I wasn't going to write about Hone Harawira this week, given my conflict of interest as the chairman of the Mana Party's working group.
But you're all grown up and there's no doubt that the Don and Hone show is the only political story in town.
Until this week, this country was sleepwalking to the most boring election ever.
We knew the election date; we knew John Key was going to wallop Phil Goff; we knew that Labour was campaigning to come in second place.
The Greens would come in third and Rodney Hide would slip into Epsom to allow a handful of his colleagues to get through.
The Maori Party would come through with possibly three MPs, followed by Harawira and Peter Dunne holding their seats.
The only question was whether John Key's National Party was going to be able to rule alone.
The cliche that a week is a long time in politics is a cliche because it's true. The political landscape has been energised with a new party of the left led by Harawira and a revitalised party of the right under Brash.
The contrast couldn't be wider. There was effectively a right-wing corporate takeover of Act by a moneyed cartel. It's breathtakingly cynical that three MPs, who all owe their parliamentary seats to Rodney Hide, ended his career by supporting a 70-year-old non-MP. As a consequence, someone not in Parliament will tell the Prime Minister who will be in his Cabinet. The people in Epsom who elected Hide as their electorate MP are hapless bystanders.
In contrast, Harawira last Saturday launched a new party and sought a mandate from his constituents. The twittering press hacks who wrote breathlessly about Brash's coup went into fits of faux outrage over the cost of a Tai Tokerau byelection.
I'd be more sympathetic if they managed the same outburst as guardians of the public purse when Helen Clark and Winnie Laban dumped their electorates, forcing byelections, because they got better job offers elsewhere.
In Mt Albert we had various parties' list MPs (Melissa Lee, John Boscawen and Russel Norman - none of whom were locals) running for the job, all the while collecting salaries and parliamentary perks during the campaign with help from assorted taxpayer-funded staff.
The argument that there is only seven months until the election is phony. The bigger parties set the rule that any MP who left their party should seek a new mandate up to six months from the election day. The voters of Te Atatu would have liked a by-election when Chris Carter was pushed out of his party.
In fact it seems outrageous to me as a citizen that deposed Act leader Hide does not go back to the voters of Epsom for a new mandate. Hide should either run as an independent or accept his ousting and allow Act to stand either Brash or John Banks.

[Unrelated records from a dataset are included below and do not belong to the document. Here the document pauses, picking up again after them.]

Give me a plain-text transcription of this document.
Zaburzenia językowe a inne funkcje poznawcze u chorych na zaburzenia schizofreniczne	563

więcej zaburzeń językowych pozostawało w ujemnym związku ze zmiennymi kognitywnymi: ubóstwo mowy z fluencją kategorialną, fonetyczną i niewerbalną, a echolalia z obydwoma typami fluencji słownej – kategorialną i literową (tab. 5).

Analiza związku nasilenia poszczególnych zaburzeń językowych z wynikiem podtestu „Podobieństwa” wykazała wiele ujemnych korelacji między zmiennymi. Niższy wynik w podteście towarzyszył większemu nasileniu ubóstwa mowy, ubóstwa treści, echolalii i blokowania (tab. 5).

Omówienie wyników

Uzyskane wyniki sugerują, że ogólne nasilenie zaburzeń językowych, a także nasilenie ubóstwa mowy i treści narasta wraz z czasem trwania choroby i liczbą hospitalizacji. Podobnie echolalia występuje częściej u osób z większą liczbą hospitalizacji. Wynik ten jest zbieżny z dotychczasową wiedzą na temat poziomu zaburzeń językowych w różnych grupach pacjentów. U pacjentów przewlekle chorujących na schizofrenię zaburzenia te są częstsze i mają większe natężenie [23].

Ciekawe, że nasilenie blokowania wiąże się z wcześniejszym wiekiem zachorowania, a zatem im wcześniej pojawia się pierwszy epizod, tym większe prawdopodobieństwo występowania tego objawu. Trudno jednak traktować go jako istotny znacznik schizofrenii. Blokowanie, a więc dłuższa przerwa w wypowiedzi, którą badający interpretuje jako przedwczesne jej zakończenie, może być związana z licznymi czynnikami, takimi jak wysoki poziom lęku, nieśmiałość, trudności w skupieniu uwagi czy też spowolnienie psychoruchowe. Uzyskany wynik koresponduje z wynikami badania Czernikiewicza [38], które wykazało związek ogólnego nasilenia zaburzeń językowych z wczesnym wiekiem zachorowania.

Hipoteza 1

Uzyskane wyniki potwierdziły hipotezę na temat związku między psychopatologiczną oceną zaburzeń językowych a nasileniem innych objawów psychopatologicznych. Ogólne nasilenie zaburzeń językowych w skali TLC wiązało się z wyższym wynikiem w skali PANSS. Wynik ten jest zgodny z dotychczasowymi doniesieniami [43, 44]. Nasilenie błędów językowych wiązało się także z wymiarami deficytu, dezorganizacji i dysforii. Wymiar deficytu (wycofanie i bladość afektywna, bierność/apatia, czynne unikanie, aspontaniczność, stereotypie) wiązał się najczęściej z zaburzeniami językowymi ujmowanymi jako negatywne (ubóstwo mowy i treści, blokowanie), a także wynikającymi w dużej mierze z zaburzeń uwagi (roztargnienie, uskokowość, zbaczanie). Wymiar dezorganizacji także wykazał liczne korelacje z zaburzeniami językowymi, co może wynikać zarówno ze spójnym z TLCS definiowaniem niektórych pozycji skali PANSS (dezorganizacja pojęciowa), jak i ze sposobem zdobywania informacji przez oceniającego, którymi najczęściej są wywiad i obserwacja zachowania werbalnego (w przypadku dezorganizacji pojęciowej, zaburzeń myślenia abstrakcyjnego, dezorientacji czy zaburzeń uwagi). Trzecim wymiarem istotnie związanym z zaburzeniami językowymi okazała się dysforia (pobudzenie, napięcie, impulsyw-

Instead, a sordid little deal has been done in which Hide agrees to go quietly on the basis he keeps his baubles and rank of Cabinet minister for the rest of the year. Principled politics? I don't think so.
There are clear personal agendas by some Press Gallery hacks in Wellington to demonise Harawira. However, the real reason for the different slants on Harawira and Brash is that most political journalists are creatures of the system and have no idea of politics outside of Parliament. They are threatened by any change to their cosy relationship with current parliamentary press officers, from whom they get their stories.
Whether we agree with them or not, Harawira and Brash offer clear visions of the future. National and Labour are so grey it's hard to tell the difference between them.
The Act and Mana parties will excite the electorate in a way we have not seen since the 1980s. It would be helpful if the mainstream media and the other parties catch up with what is happening.